Há outro trabalho também. As mulheres são pescadoras, porque elas, como sucuris, são as que entram na lagoa. Então, aqui a fibra da imbaúba tem uma finalidade muito vital que é de fazer rede de pescar. Temos um arco de madeira e a malha da rede, que cria um objeto muito bonito e completamente usual.

Vejam que imagem sintética das mulheres pescadoras. Este desenho do Gilmar é maravilhoso, porque, ao fazer a rede de pescar, ao usar a rede de pesca, elas são a rede de pescar. Como já disse, os índios têm a capacidade de se tornar outras coisas, então nesse caso as índias, que são fiandeiras e pescadoras, se tornam rede.

Estes desenhos mostram os diversos tipos de pontos. O primeiro é o ponto chamado de escama-de-peixe, e o segundo é o ponto pata-de-jacaré.
Vocês podem perceber pelo ponto que não existe nenhum nó.


Entre essas duas origens, essas duas mitologias tão distantes, simplesmente podemos observar que a questão da linha, do fiar, da tecelagem, do bordado, numa questão culturalmente feminina – desculpem-me os homens que bordam, mas os homens têm também a possibilidade de expressar questões femininas, mas nessa questão é exclusivamente feminina.

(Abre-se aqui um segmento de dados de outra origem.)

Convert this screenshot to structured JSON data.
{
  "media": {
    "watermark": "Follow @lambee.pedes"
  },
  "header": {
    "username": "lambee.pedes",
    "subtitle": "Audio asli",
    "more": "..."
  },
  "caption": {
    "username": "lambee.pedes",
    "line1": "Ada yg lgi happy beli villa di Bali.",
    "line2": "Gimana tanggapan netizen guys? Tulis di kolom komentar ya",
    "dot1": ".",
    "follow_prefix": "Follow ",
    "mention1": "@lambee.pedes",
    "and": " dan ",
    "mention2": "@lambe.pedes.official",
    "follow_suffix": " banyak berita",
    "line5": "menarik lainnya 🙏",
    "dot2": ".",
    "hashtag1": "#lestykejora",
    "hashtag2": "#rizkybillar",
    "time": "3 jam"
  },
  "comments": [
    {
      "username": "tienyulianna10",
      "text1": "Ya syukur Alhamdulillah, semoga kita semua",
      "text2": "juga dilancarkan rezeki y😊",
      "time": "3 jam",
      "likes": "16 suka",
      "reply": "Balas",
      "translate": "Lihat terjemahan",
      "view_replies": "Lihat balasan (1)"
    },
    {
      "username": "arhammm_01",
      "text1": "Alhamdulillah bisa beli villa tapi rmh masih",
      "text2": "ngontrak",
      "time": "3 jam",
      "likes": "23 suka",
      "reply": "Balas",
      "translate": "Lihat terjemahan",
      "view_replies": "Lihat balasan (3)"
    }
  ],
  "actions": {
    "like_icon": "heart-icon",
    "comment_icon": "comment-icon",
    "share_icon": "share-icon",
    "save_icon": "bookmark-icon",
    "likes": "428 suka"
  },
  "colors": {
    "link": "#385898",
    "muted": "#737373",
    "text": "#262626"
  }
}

O que podemos ver nos mitos é que o trabalho da linha dá um poder enorme às mulheres, desse de segurar o tempo, de poder até reverter o tempo como Penélope fazia, de definir o cumprimento da linha da vida e de segurar os homens, engoli-los, de segurá-los, etc. Por meio dessas mitologias, temos aqui delineada uma parte enorme do poder das mulheres entre as linhas, o mundo e os homens.